Induction of heat shock protein (HSP)-70 in posterior cingulate and retrosplenial cortex of rat brain by dizocilpine and phencyclidine: lack of protective effects of sigma receptor ligands.

The role of sigma receptors in the induction of heat shock protein (HSP)-70 by non-competitive N-methyl-Daspartate (NMDA) receptor antagonists (+)-MK-801 (dizocilpine) and phencyclidine (PCP) was studied. HSP-70 is induced in the posterior cingulate and retrosplenial cortex of rat brain 24 hours after a single administration of dizocilpine (1 mg/kg) or PCP (50 mg/kg). The induction of heat shock protein HSP-70 by dizocilpine or PCP was attenuated partially by pre-treatment with the antipsychotic drug haloperidol (3 mg/kg, i.p., 15 minutes previously). However, pre-treatment with high potent and selective sigma receptor ligands, 4-phenyl-4-(1-phenylbutyl)piperidine (4-PPBP, 3 mg/kg, i.p., 15 minutes previously) and N,N-dipropyl-2-[4-methoxy-3-(2-phenylethoxy)phenyl]-ethylamine monohydrochloride) (NE-100, 3 mg/kg, i.p., 15 minutes previously) did not alter the induction of HSP-70 by dizocilpine or PCP. These findings suggest that sigma receptors may not play a significant role in the induction of HSP-70 by non-competitive NMDA receptor antagonists dizocilpine and PCP, and that protective effects of haloperidol on induction of HSP-70 protein by dizocilpine or PCP may be due to other effect(s) except sigma receptors.

Induction of heat shock protein HSP-70 in rat retrosplenial cortex following administration of dextromethorphan.

Dextromethorphan, a non-competitive antagonist of N-methyl-d-aspartate (NMDA) receptor, is one of the most widely used non-opioid cough suppressants, and it is generally considered to be a safe drug.
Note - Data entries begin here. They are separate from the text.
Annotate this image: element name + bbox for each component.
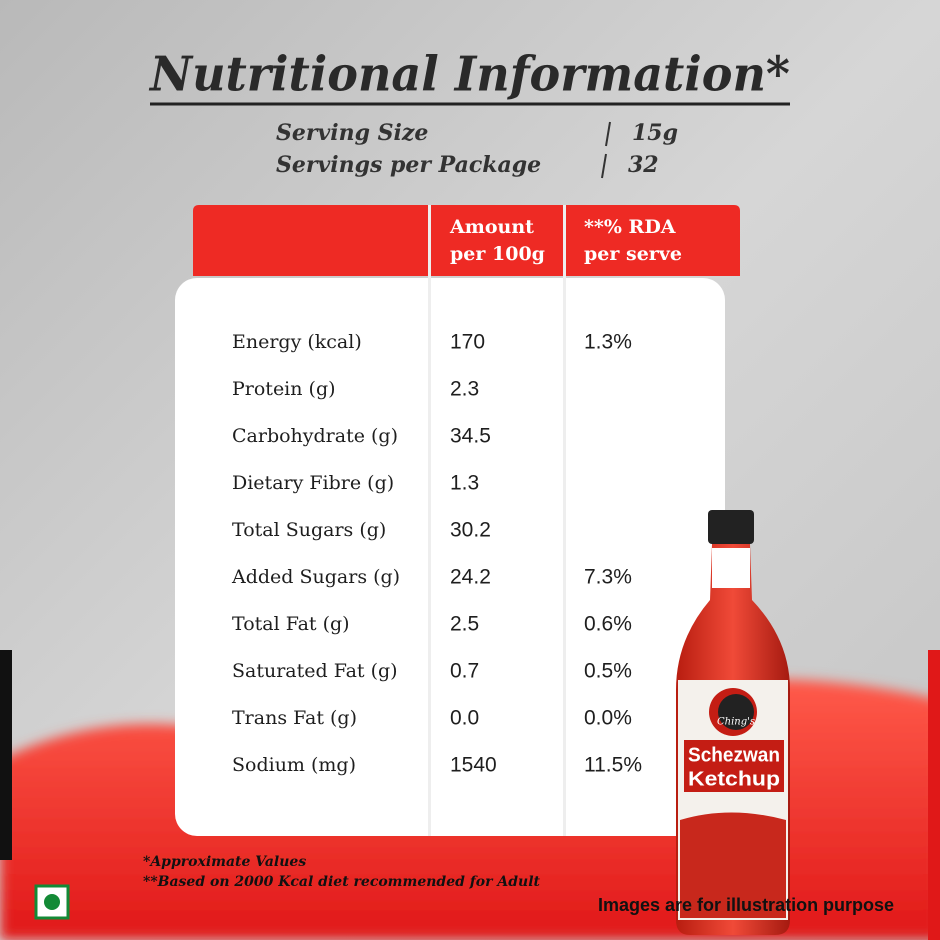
cell-value: 1540 <box>450 754 497 777</box>
nutrient-label: Saturated Fat (g) <box>232 660 398 682</box>
veg-symbol <box>34 884 70 920</box>
cell-value: 7.3% <box>584 566 632 589</box>
cell-value: 0.5% <box>584 660 632 683</box>
name-panel <box>684 740 784 792</box>
right-edge <box>928 650 940 940</box>
nutrient-label: Trans Fat (g) <box>232 707 357 729</box>
nutrient-label: Protein (g) <box>232 378 336 400</box>
nutrient-label: Added Sugars (g) <box>231 566 400 588</box>
nutrient-label: Energy (kcal) <box>232 331 362 353</box>
veg-dot <box>44 894 60 910</box>
neck-label <box>712 548 750 588</box>
cell-value: 2.3 <box>450 378 479 401</box>
column-divider <box>563 205 566 836</box>
cell-value: 24.2 <box>450 566 491 589</box>
sauce-image <box>680 812 786 918</box>
cell-value: 0.0% <box>584 707 632 730</box>
cell-value: 11.5% <box>584 754 642 777</box>
cell-value: 2.5 <box>450 613 479 636</box>
nutrient-label: Sodium (mg) <box>232 754 356 776</box>
cell-value: 1.3% <box>584 331 632 354</box>
left-edge <box>0 650 12 860</box>
column-header: **% RDA <box>584 216 676 238</box>
cell-value: 0.7 <box>450 660 479 683</box>
serving-label: Servings per Package <box>276 152 541 178</box>
disclaimer: Images are for illustration purpose <box>598 895 894 915</box>
footnote: **Based on 2000 Kcal diet recommended fo… <box>143 874 541 890</box>
serving-label: Serving Size <box>276 120 428 146</box>
nutrient-label: Dietary Fibre (g) <box>232 472 394 494</box>
cell-value: 1.3 <box>450 472 479 495</box>
bottle-cap <box>708 510 754 544</box>
serving-value: 32 <box>628 152 659 178</box>
column-header: per 100g <box>450 243 545 265</box>
nutrient-label: Total Fat (g) <box>232 613 350 635</box>
divider <box>601 153 607 179</box>
table-header-band <box>193 205 740 276</box>
product-name: Schezwan <box>688 744 780 766</box>
title: Nutritional Information* <box>148 47 790 103</box>
brand: Ching's <box>717 717 755 728</box>
divider <box>605 121 611 147</box>
table-card <box>175 278 725 836</box>
brand-badge <box>718 694 754 730</box>
column-header: per serve <box>584 243 682 265</box>
bottle <box>676 510 790 935</box>
product-name: Ketchup <box>688 768 780 790</box>
cell-value: 30.2 <box>450 519 491 542</box>
nutrient-label: Carbohydrate (g) <box>232 425 398 447</box>
cell-value: 170 <box>450 331 485 354</box>
cell-value: 0.6% <box>584 613 632 636</box>
cell-value: 0.0 <box>450 707 479 730</box>
serving-value: 15g <box>632 120 678 146</box>
column-divider <box>428 205 431 836</box>
footnote: *Approximate Values <box>143 854 306 870</box>
nutrient-label: Total Sugars (g) <box>232 519 386 541</box>
column-header: Amount <box>449 216 534 238</box>
cell-value: 34.5 <box>450 425 491 448</box>
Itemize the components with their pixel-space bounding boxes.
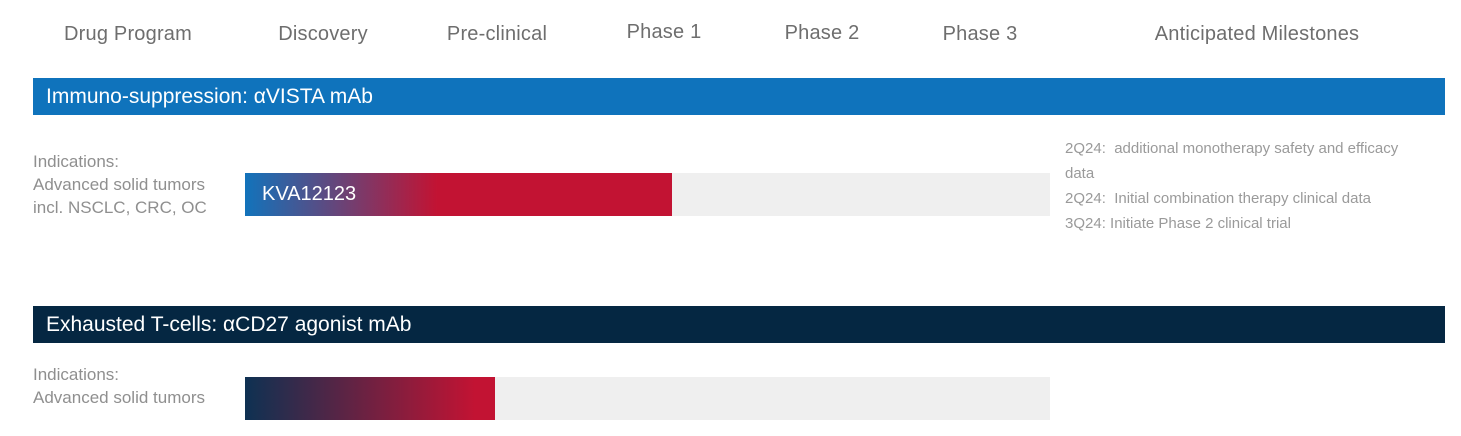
column-header-pre-clinical: Pre-clinical — [446, 23, 548, 45]
candidate-label: KVA12123 — [262, 183, 357, 205]
milestones-block: 2Q24: additional monotherapy safety and … — [1065, 136, 1421, 236]
progress-track — [245, 377, 1050, 420]
column-header-phase-3: Phase 3 — [942, 23, 1018, 45]
progress-bar-kva12123: KVA12123 — [245, 173, 672, 216]
indications-label: Indications: — [33, 365, 119, 384]
milestone-item: 2Q24: Initial combination therapy clinic… — [1065, 190, 1372, 207]
column-header-phase-1: Phase 1 — [626, 21, 702, 43]
program-banner-exhausted-t-cells: Exhausted T-cells: αCD27 agonist mAb — [33, 306, 1445, 343]
milestone-item: 2Q24: additional monotherapy safety and … — [1065, 140, 1403, 182]
indications-block: Indications: Advanced solid tumors incl.… — [33, 150, 207, 219]
column-header-discovery: Discovery — [278, 23, 368, 45]
indications-line: Advanced solid tumors — [33, 175, 205, 194]
indications-line: Advanced solid tumors — [33, 388, 205, 407]
indications-line: incl. NSCLC, CRC, OC — [33, 198, 207, 217]
progress-track: KVA12123 — [245, 173, 1050, 216]
indications-label: Indications: — [33, 152, 119, 171]
program-banner-immuno-suppression: Immuno-suppression: αVISTA mAb — [33, 78, 1445, 115]
indications-block: Indications: Advanced solid tumors — [33, 363, 205, 409]
column-header-drug-program: Drug Program — [64, 23, 192, 45]
column-header-anticipated-milestones: Anticipated Milestones — [1154, 23, 1360, 45]
progress-bar-cd27 — [245, 377, 495, 420]
column-header-phase-2: Phase 2 — [784, 22, 860, 44]
milestone-item: 3Q24: Initiate Phase 2 clinical trial — [1065, 215, 1291, 232]
program-title: Immuno-suppression: αVISTA mAb — [46, 85, 373, 108]
program-title: Exhausted T-cells: αCD27 agonist mAb — [46, 313, 412, 336]
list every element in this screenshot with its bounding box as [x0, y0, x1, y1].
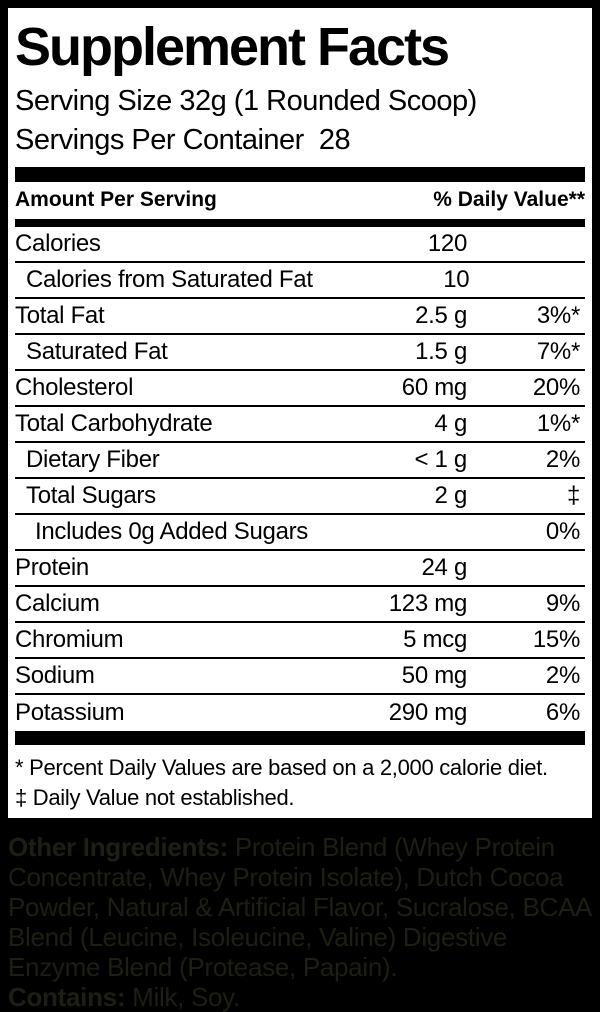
other-ingredients-text: Other Ingredients: Protein Blend (Whey P…: [8, 832, 592, 982]
label-title: Supplement Facts: [15, 17, 450, 77]
supplement-label: Supplement Facts Serving Size 32g (1 Rou…: [8, 8, 592, 1012]
nutrient-row: Includes 0g Added Sugars 0%: [15, 515, 585, 551]
nutrient-daily-value: 6%: [545, 698, 580, 726]
nutrient-amount: 290 mg: [388, 698, 468, 726]
nutrient-row: Total Fat 2.5 g 3%*: [15, 299, 585, 335]
nutrient-name: Total Fat: [15, 301, 105, 329]
divider-bar-under-header: [15, 218, 585, 227]
nutrient-name: Cholesterol: [15, 373, 134, 401]
column-header-row: Amount Per Serving % Daily Value**: [15, 182, 585, 219]
footnotes: * Percent Daily Values are based on a 2,…: [15, 745, 585, 813]
nutrient-amount: 123 mg: [388, 589, 468, 617]
nutrient-row: Cholesterol 60 mg 20%: [15, 371, 585, 407]
other-ingredients-label: Other Ingredients:: [8, 832, 228, 862]
nutrient-daily-value: ‡: [566, 481, 580, 509]
other-ingredients-section: Other Ingredients: Protein Blend (Whey P…: [0, 818, 600, 1012]
nutrient-amount: 2.5 g: [415, 301, 467, 329]
nutrient-amount: 2 g: [434, 481, 468, 509]
footnote-percent-daily-values: * Percent Daily Values are based on a 2,…: [15, 754, 548, 780]
nutrient-name: Calcium: [15, 589, 100, 617]
nutrient-name: Potassium: [15, 698, 125, 726]
nutrient-amount: 10: [443, 265, 470, 293]
other-ingredients-list: Protein Blend (Whey Protein Concentrate,…: [8, 832, 591, 982]
contains-list: Milk, Soy.: [125, 982, 240, 1012]
nutrient-amount: 5 mcg: [403, 625, 467, 653]
nutrient-name: Calories: [15, 229, 101, 257]
nutrient-row: Sodium 50 mg 2%: [15, 659, 585, 695]
nutrient-amount: 60 mg: [401, 373, 468, 401]
nutrient-row: Calories 120: [15, 227, 585, 263]
nutrient-row: Potassium 290 mg 6%: [15, 695, 585, 731]
nutrient-amount: 50 mg: [401, 661, 468, 689]
servings-per-container-text: Servings Per Container 28: [15, 123, 351, 156]
nutrient-daily-value: 15%: [532, 625, 580, 653]
nutrient-name: Protein: [15, 553, 89, 581]
nutrient-name: Sodium: [15, 661, 95, 689]
nutrient-amount: 24 g: [421, 553, 467, 581]
nutrient-daily-value: 20%: [532, 373, 580, 401]
nutrient-name: Total Sugars: [26, 481, 156, 509]
daily-value-header: % Daily Value**: [433, 187, 585, 211]
nutrient-row: Calcium 123 mg 9%: [15, 587, 585, 623]
nutrient-daily-value: 3%*: [536, 301, 580, 329]
nutrient-name: Chromium: [15, 625, 124, 653]
footnote-daily-value-not-established: ‡ Daily Value not established.: [15, 784, 295, 810]
nutrient-daily-value: 2%: [545, 661, 580, 689]
nutrient-amount: 120: [427, 229, 467, 257]
nutrient-daily-value: 2%: [545, 445, 580, 473]
divider-bar-bottom: [15, 730, 585, 745]
nutrient-row: Total Carbohydrate 4 g 1%*: [15, 407, 585, 443]
contains-label: Contains:: [8, 982, 126, 1012]
nutrient-daily-value: 0%: [545, 517, 580, 545]
nutrient-row: Total Sugars 2 g ‡: [15, 479, 585, 515]
nutrient-row: Saturated Fat 1.5 g 7%*: [15, 335, 585, 371]
nutrient-row: Dietary Fiber < 1 g 2%: [15, 443, 585, 479]
nutrient-name: Includes 0g Added Sugars: [35, 517, 309, 545]
nutrient-name: Dietary Fiber: [26, 445, 160, 473]
nutrient-amount: 1.5 g: [415, 337, 467, 365]
contains-text: Contains: Milk, Soy.: [8, 982, 592, 1012]
nutrient-daily-value: 7%*: [536, 337, 580, 365]
nutrient-row: Protein 24 g: [15, 551, 585, 587]
nutrient-daily-value: 9%: [545, 589, 580, 617]
amount-per-serving-header: Amount Per Serving: [15, 187, 217, 211]
divider-bar-top: [15, 166, 585, 182]
nutrient-row: Calories from Saturated Fat 10: [15, 263, 585, 299]
nutrient-row: Chromium 5 mcg 15%: [15, 623, 585, 659]
nutrient-amount: < 1 g: [414, 445, 467, 473]
nutrient-name: Total Carbohydrate: [15, 409, 213, 437]
nutrient-name: Calories from Saturated Fat: [26, 265, 313, 293]
nutrient-amount: 4 g: [434, 409, 468, 437]
nutrient-name: Saturated Fat: [26, 337, 168, 365]
serving-size-text: Serving Size 32g (1 Rounded Scoop): [15, 84, 477, 117]
facts-panel: Supplement Facts Serving Size 32g (1 Rou…: [8, 8, 592, 818]
nutrient-rows: Calories 120 Calories from Saturated Fat 10…: [15, 227, 585, 731]
nutrient-daily-value: 1%*: [536, 409, 580, 437]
In this study, we have examined whether dextromethorphan is neurotoxic to rat cerebrocortical neurons. Induction of heat shock protein HSP-70, an indicator of cellular stress, was observed in the posterior cingulate and retrosplenial cortex of rat brain after a single administration of dextromethorphan (75 mg/kg). Furthermore, administration of dextromethorphan (75 mg/kg) caused vacuolization in the same regions. These results suggest that high doses of dextromethorphan could cause neuronal injury in the cerebrocortical neurons.

Amantadine induces c-fos in rat striatum: reversal with dopamine D1 and NMDA receptor antagonists.

Amantadine (1-aminoadamantane) induced Fos expression in the central, dorsal-medial and ventral-medial part of the striatum. The distribution pattern of Fos induced by amantadine was more similar to those seen with dopaminomimetics than with N-methyl-D-aspartate (NMDA) receptor antagonists. Pretreatment with the dopamine D1 receptor antagonist, SCH23390, and the NMDA receptor antagonist, MK-801, blocked amantadine induction of Fos in the striatum. However, amantadine induction of Fos in the striatum was unaffected by the dopamine D2 receptor antagonist, sulpiride. These results suggest that amantadine induction of Fos in the rat striatum is related to dopamine D1 and NMDA receptors.